Светлый фон

— Племянник иногда просто слово, — хмыкнул Домино. — Вы все мне куда дороже. Так что надо сматываться, пока Хас не привёл сюда своего сюзерена. А он приведёт — в этом я не сомневаюсь.

— Мы наскоро тут перемотали, — отрапортовала Сати, вставая. — До города хватит, а там в больницу. Можно идти.

— Тогда идём, — Домино дождался, пока Киллиан поставил Цезаря на ноги и подставил ему плечо, и заторопился к башне. По угрюмому лицу Цезаря Адамас понял, что пока извиняться перед ним за ранение без толку, так что молча, подхватив с земли рюкзак Сати, пошёл вместе с ней в конце их цепочки, оглядываясь и вслушиваясь в звуки промышленного района до самого тайного входа под водонапорной башней.

Но вроде преследования не было. Отсекая в душе всё связанное с Хасом, Адамас последним забрался в неширокий лаз и закрыл за собой вход.

* * *

На третий день блокады проблемы в Семере-2 начались не только с медикаментами, но и с провизией, и пришедшие вместе с остатками союзных войск Посланники были одними из первых, кто добровольно урезал собственную пайку в пользу многочисленных раненых и изъявил намерение ценой собственного здоровья помогать им и остальному населению города, пока хватит сил.
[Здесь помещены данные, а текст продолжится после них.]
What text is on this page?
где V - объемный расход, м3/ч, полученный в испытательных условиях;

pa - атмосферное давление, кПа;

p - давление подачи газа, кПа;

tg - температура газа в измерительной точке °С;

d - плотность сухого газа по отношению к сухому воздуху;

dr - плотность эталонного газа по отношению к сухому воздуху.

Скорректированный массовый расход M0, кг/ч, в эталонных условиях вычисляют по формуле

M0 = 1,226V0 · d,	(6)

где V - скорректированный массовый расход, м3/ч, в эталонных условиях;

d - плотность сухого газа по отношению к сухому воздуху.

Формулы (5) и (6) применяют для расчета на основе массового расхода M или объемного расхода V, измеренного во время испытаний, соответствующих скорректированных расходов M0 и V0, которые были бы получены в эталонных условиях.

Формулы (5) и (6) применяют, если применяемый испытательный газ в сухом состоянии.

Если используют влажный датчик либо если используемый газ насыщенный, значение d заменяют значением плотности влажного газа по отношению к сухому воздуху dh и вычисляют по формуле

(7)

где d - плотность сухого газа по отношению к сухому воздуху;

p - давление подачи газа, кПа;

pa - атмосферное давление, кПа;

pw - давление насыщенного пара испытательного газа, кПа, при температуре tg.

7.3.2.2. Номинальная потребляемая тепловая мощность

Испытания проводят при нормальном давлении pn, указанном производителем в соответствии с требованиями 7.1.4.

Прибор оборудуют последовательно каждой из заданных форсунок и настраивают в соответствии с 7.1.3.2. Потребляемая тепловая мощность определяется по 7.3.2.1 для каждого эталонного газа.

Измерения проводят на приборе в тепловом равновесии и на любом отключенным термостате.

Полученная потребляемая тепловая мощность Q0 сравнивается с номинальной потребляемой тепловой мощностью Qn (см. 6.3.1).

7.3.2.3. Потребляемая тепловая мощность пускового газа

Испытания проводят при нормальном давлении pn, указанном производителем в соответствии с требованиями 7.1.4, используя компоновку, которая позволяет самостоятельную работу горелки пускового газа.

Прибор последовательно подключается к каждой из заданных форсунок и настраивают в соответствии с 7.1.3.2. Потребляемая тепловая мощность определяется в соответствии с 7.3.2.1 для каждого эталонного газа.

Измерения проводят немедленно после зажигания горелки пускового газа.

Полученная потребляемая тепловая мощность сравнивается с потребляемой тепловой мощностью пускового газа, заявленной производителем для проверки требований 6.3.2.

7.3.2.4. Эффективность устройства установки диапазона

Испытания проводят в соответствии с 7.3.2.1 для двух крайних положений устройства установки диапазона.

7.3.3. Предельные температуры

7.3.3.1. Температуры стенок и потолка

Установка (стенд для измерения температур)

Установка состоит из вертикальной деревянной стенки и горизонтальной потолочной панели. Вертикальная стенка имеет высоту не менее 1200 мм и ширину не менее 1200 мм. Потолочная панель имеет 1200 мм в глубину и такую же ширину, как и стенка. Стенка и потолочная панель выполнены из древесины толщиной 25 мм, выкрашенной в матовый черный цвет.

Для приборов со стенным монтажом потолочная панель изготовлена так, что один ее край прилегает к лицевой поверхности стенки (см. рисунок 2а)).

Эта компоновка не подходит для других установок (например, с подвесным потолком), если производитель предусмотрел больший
Беккер, получивший нетяжёлое ранение в последнем сражении, уже на подступах к закрытому городу, ушёл подручным на кухню и возвращался оттуда, лишь когда главный повар начинал грозить ему самой большой кастрюлей. Сати и Лихослав помогали в больнице — раненых, пострадавших в боях и при обрушении южной стены в результате артобстрела, было так много, что главное здание не смогло разместить их и приросло временными бараками по всем соседним улицам, в том числе остро нуждаясь в санитарах и просто людях, хоть немного разбирающихся в медицине. Петер, дошедший до Семере-2 вместе с Беккером с самой Гадюки, был поставлен охранником на один из главных складов на территории водоочистительной станции, а Эжен, как единственный из них имеющий опыт руководства, заменил отлёживающихся в госпитале двух верховных командующих и день и ночь служил связующим звеном между советом города во главе с Рэймондом Паннуи и высшим офицерским составом укрываемых им союзных войск.

По мнению Лихослава, Эжен загонял себя больше всех — очевидно, повышенное чувство ответственности наложилось на вечное стремление к совершенству, и, если бы не назойливый Лихослав, он наверняка так ни разу и не пошёл бы спать. Сработала эта назойливость, правда, лишь дважды — потом количество работы в больнице стало расти по экспоненте, и сильвис сам потерял счёт времени и собственным силам. Очнувшись на рассвете четвёртого дня примерно посередине автоматически выполнявшегося цикла перемещения между несколькими бараками и зданием больницы, прерванного вдруг оказавшимся под ногой ящиком, Лихослав впервые за сутки поднял голову к светло-оранжевому небу и внезапно осознал, что, когда он был у Эжена в последний раз, небо было примерно таким же. А значит, его друг шатается белой тенью от старейшин к офицерским временным квартирам больше двадцати двух часов без малейшего намёка на отдых и срочно нуждается в спасении. Как был, в халате санитара поверх военной формы и с сумкой через плечо, где хранилось всё для первой помощи, Лихослав поторопился к станции — сердцу Семере-2.